Dünya

ABD, dünya üretim merkezi olma konumunu nasıl kaybetti?

Trump, Amerikan imalat sanayini yeniden canlandırmak istiyor ama ekonomistler uyarıyor: Gümrük tarifeleri çözüm değil.

ABD Başkanı Donald Trump’ın gümrük tarifeleriyle Amerikan imalat sanayini yeniden ayağa kaldırma hedefi dünya genelinde yankı bulurken, uzmanlar bu politikaların uzun vadede beklenen etkiyi yaratamayacağına dikkat çekiyor. Peki, ABD nasıl oldu da bir zamanların küresel üretim devi konumundan uzaklaştı?

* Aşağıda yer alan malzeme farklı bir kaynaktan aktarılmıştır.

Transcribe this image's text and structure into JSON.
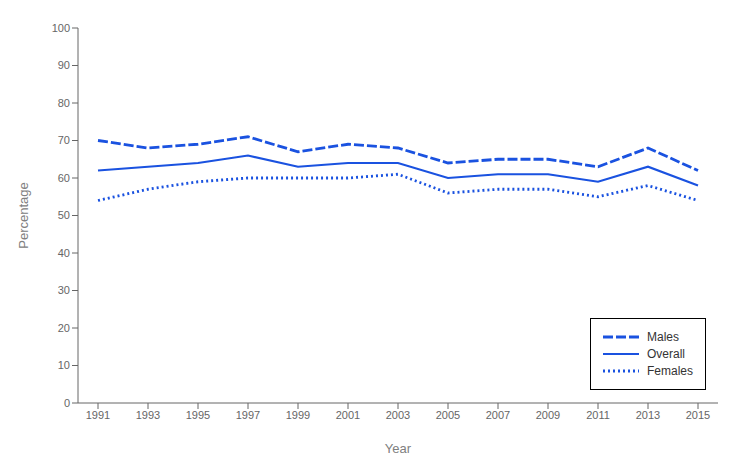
{
  "chart_data": {
    "type": "line",
    "x": [
      1991,
      1993,
      1995,
      1997,
      1999,
      2001,
      2003,
      2005,
      2007,
      2009,
      2011,
      2013,
      2015
    ],
    "xlim": [
      1990.2,
      2015.8
    ],
    "xticks": [
      1991,
      1993,
      1995,
      1997,
      1999,
      2001,
      2003,
      2005,
      2007,
      2009,
      2011,
      2013,
      2015
    ],
    "ylim": [
      0,
      100
    ],
    "yticks": [
      0,
      10,
      20,
      30,
      40,
      50,
      60,
      70,
      80,
      90,
      100
    ],
    "xlabel": "Year",
    "ylabel": "Percentage",
    "grid": false,
    "legend": "lower right",
    "series": [
      {
        "name": "Males",
        "color": "#1a52e0",
        "line_style": "dashed",
        "values": [
          70,
          68,
          69,
          71,
          67,
          69,
          68,
          64,
          65,
          65,
          63,
          68,
          62
        ]
      },
      {
        "name": "Overall",
        "color": "#1a52e0",
        "line_style": "solid",
        "values": [
          62,
          63,
          64,
          66,
          63,
          64,
          64,
          60,
          61,
          61,
          59,
          63,
          58
        ]
      },
      {
        "name": "Females",
        "color": "#1a52e0",
        "line_style": "dotted",
        "values": [
          54,
          57,
          59,
          60,
          60,
          60,
          61,
          56,
          57,
          57,
          55,
          58,
          54
        ]
      }
    ]
  }
}
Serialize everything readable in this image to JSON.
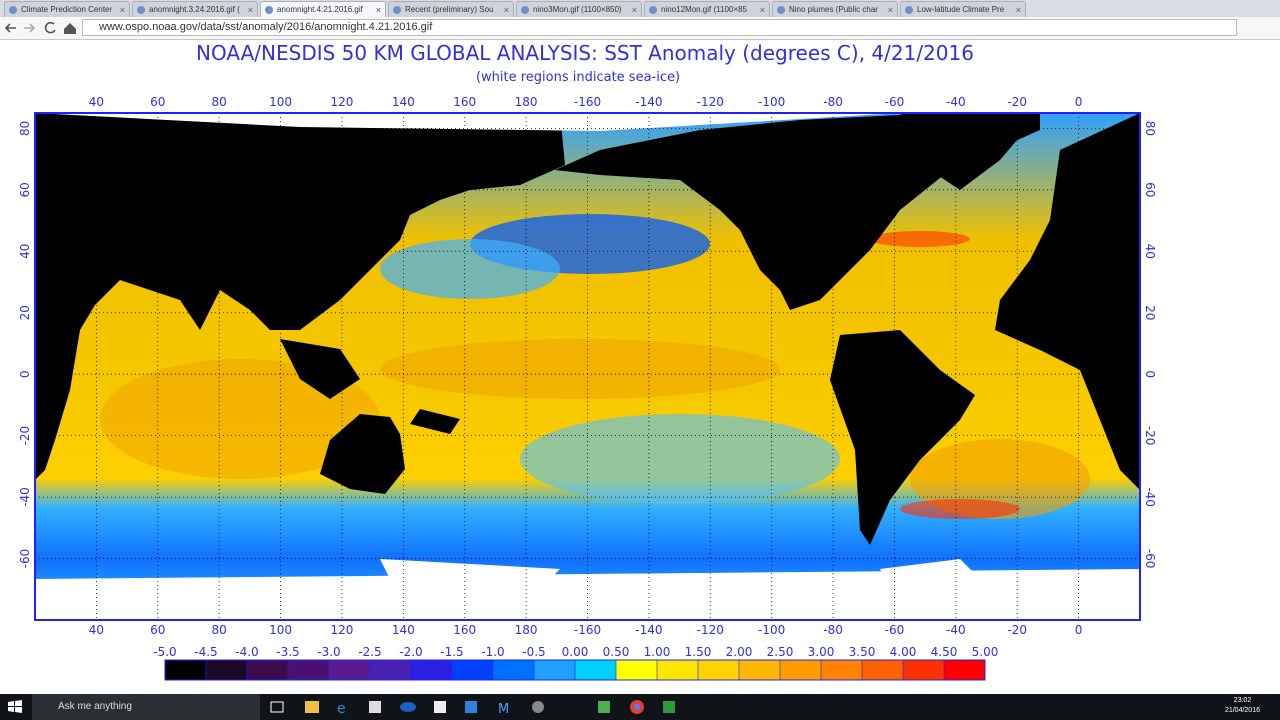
{
  "browser": {
    "tabs": [
      "Climate Prediction Center",
      "anomnight.3.24.2016.gif (",
      "anomnight.4.21.2016.gif",
      "Recent (preliminary) Sou",
      "nino3Mon.gif (1100×850)",
      "nino12Mon.gif (1100×85",
      "Nino plumes (Public char",
      "Low-latitude Climate Pre"
    ],
    "active_tab": 2,
    "url": "www.ospo.noaa.gov/data/sst/anomaly/2016/anomnight.4.21.2016.gif"
  },
  "page": {
    "title": "NOAA/NESDIS 50 KM GLOBAL ANALYSIS: SST Anomaly (degrees C), 4/21/2016",
    "subtitle": "(white regions indicate sea-ice)",
    "map": {
      "lon_range": [
        20,
        380
      ],
      "lat_range": [
        -80,
        85
      ],
      "lon_ticks": [
        40,
        60,
        80,
        100,
        120,
        140,
        160,
        180,
        -160,
        -140,
        -120,
        -100,
        -80,
        -60,
        -40,
        -20,
        0
      ],
      "lat_ticks": [
        80,
        60,
        40,
        20,
        0,
        -20,
        -40,
        -60
      ]
    },
    "colorbar": {
      "ticks": [
        {
          "value": -5,
          "label": "-5.0"
        },
        -4.5,
        {
          "value": -4,
          "label": "-4.0"
        },
        -3.5,
        {
          "value": -3,
          "label": "-3.0"
        },
        -2.5,
        {
          "value": -2,
          "label": "-2.0"
        },
        -1.5,
        {
          "value": -1,
          "label": "-1.0"
        },
        -0.5,
        {
          "value": 0,
          "label": "0.00"
        },
        {
          "value": 0.5,
          "label": "0.50"
        },
        {
          "value": 1,
          "label": "1.00"
        },
        {
          "value": 1.5,
          "label": "1.50"
        },
        {
          "value": 2,
          "label": "2.00"
        },
        {
          "value": 2.5,
          "label": "2.50"
        },
        {
          "value": 3,
          "label": "3.00"
        },
        {
          "value": 3.5,
          "label": "3.50"
        },
        {
          "value": 4,
          "label": "4.00"
        },
        {
          "value": 4.5,
          "label": "4.50"
        },
        {
          "value": 5,
          "label": "5.00"
        }
      ],
      "colors": [
        "#000000",
        "#1e0626",
        "#3a0a4a",
        "#4a1070",
        "#5a1a90",
        "#4a20b0",
        "#2a20e0",
        "#0040ff",
        "#0070ff",
        "#20a0ff",
        "#00d0ff",
        "#ffff00",
        "#ffe600",
        "#ffd200",
        "#ffb800",
        "#ff9c00",
        "#ff8200",
        "#ff6000",
        "#ff3000",
        "#ff0000"
      ]
    }
  },
  "taskbar": {
    "search": "Ask me anything",
    "time": "23:02",
    "date": "21/04/2016"
  }
}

Bir üretim devinden hizmet ekonomisine geçiş

1950’li yıllarda, ABD’deki özel sektör işlerinin üçte birinden fazlası (%35) imalat sektöründe yoğunlaşmıştı. Ancak bu oran günümüzde %9,4’e kadar geriledi. Bugün ABD'de yalnızca 12,8 milyon kişi imalat sektöründe istihdam ediliyor. Bu büyük dönüşüm, aslında yalnızca dış rekabetle değil, iç ekonomik yapının değişimiyle de yakından ilişkili.

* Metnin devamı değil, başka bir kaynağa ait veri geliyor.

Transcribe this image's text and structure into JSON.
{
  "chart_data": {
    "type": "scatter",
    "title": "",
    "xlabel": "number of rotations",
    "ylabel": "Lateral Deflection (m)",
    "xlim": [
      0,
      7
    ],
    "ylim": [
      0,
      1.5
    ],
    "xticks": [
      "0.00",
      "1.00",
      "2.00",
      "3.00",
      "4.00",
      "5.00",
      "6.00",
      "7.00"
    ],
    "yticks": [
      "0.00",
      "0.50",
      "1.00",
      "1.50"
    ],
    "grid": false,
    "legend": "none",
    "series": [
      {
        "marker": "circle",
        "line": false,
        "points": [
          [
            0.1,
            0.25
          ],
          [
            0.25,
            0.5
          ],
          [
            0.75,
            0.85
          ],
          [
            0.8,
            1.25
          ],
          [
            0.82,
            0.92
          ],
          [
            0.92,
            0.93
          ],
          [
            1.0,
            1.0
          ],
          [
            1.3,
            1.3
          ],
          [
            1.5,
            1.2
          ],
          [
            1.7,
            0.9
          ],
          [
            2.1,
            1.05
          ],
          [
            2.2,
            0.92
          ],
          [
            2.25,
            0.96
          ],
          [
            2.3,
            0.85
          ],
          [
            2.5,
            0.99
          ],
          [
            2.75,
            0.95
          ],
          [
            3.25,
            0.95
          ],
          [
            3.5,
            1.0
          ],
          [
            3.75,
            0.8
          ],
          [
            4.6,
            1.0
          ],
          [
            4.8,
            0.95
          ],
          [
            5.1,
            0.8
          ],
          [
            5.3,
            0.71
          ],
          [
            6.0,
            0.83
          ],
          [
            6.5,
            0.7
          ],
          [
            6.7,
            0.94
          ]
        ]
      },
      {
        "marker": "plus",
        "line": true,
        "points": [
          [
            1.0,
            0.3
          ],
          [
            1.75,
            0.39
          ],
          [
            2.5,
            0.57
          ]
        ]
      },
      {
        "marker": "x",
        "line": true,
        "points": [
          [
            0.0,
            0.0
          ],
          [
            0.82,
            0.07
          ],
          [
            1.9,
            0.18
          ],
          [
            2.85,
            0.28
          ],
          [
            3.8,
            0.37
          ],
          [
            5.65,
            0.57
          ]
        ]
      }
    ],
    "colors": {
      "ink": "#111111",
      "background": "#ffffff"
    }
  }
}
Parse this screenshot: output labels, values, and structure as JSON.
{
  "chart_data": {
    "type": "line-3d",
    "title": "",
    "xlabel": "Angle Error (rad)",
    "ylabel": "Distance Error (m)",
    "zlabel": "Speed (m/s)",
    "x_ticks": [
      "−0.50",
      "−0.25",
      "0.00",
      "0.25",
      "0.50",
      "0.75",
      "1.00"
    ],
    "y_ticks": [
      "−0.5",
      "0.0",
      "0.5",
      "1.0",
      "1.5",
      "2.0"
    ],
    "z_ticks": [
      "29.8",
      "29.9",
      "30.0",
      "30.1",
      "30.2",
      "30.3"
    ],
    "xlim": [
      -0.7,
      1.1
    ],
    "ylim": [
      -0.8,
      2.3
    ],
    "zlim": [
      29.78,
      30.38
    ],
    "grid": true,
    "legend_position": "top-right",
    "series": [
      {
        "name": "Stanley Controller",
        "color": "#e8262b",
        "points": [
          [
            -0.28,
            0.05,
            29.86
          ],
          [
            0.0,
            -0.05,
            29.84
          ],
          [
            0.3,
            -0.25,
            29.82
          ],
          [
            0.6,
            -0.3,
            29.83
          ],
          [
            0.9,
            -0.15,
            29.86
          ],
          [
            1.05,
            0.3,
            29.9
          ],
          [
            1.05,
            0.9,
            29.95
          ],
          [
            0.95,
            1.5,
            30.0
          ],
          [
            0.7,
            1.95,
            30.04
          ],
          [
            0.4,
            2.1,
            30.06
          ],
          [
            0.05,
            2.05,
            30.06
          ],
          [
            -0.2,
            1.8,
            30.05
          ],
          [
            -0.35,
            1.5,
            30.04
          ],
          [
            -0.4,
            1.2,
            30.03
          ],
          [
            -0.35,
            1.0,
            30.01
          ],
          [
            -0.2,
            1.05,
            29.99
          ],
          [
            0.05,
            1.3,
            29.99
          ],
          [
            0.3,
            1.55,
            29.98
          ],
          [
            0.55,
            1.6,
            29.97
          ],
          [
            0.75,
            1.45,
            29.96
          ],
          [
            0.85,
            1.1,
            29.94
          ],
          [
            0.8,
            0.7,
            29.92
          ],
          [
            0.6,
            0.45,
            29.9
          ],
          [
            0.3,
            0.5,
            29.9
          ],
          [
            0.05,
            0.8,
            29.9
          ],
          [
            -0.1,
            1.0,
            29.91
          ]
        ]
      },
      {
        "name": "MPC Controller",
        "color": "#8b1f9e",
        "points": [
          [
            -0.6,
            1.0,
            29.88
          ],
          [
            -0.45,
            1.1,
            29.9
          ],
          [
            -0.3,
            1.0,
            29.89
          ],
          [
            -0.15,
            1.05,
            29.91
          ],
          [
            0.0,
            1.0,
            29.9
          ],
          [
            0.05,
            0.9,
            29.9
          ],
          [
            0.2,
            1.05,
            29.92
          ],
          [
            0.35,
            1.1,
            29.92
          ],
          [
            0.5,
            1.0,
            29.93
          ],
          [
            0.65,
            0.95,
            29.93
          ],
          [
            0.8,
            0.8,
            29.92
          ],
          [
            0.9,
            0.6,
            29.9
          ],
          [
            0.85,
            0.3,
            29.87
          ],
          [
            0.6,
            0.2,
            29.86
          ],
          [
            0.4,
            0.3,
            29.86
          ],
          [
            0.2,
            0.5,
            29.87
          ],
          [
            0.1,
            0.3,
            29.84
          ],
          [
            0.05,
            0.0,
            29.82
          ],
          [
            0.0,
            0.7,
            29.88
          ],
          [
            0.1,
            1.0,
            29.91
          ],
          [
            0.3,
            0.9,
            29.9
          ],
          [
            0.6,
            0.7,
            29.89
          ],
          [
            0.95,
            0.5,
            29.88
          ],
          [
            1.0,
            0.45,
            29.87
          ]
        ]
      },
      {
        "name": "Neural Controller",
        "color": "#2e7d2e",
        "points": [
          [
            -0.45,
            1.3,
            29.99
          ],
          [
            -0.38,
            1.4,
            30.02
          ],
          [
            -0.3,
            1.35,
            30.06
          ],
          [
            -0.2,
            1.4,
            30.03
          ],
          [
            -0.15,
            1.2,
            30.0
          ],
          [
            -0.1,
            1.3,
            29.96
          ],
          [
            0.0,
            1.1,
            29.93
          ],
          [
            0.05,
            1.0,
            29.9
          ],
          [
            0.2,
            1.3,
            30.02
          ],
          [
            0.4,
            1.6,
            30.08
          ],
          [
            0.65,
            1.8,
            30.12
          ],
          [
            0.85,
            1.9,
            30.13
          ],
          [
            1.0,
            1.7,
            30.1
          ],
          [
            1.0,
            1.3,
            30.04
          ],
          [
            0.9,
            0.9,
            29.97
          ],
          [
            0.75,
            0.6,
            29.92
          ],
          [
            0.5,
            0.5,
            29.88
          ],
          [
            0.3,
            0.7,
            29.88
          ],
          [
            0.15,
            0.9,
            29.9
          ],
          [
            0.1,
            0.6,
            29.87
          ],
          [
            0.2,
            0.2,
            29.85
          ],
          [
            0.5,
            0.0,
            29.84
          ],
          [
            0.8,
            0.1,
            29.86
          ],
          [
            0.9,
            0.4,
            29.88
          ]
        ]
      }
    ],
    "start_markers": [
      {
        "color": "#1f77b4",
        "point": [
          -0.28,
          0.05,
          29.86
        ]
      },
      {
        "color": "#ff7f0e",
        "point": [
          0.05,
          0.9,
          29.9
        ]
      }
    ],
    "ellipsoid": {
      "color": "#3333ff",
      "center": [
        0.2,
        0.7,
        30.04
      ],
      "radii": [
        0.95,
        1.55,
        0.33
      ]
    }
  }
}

Amerikan imalatının yükselişi

1900’lerin başında ABD, seri üretimde devrim yaratan değiştirilebilir parça ve standardizasyon uygulamalarıyla öncü konumdaydı. II. Dünya Savaşı ise üretim kapasitesini muazzam şekilde artırdı. Savaşın ardından ortaya çıkan refah toplumu, ev, otomobil ve ev aletleri gibi dayanıklı tüketim mallarına olan talebi patlattı. Tüm bu ürünlerin çoğu savaş döneminde geliştirilen dönemin ileri teknolojilerine dayanıyordu.

Amerika’da üretim yapmak mantıklıydı; çünkü Ar-Ge ekiplerinin üretim sahasına yakın olması gerekiyordu. Ayrıca ABD, 20’inci yüzyılın başlarında başlayan lise eğitimi hareketi sayesinde dönemin en eğitimli iş gücüne sahipti.

Refah ve hizmet ekonomisinin yükselişi

1950’lerden sonra, artan refah seviyesi Amerikalıların harcama kalıplarını değiştirdi. Artık daha fazla kişi hizmetlere, seyahat, restoranlar, sağlık hizmetleri gibi alanlara para harcamaya başladı. Bu dönüşüm, imalat sektöründeki istihdamı durma noktasına getirirken, hizmet sektöründe büyük bir istihdam artışı yaşandı. Oteller, hukuk firmaları, bankalar ve hastaneler, yeni iş kapıları haline geldi.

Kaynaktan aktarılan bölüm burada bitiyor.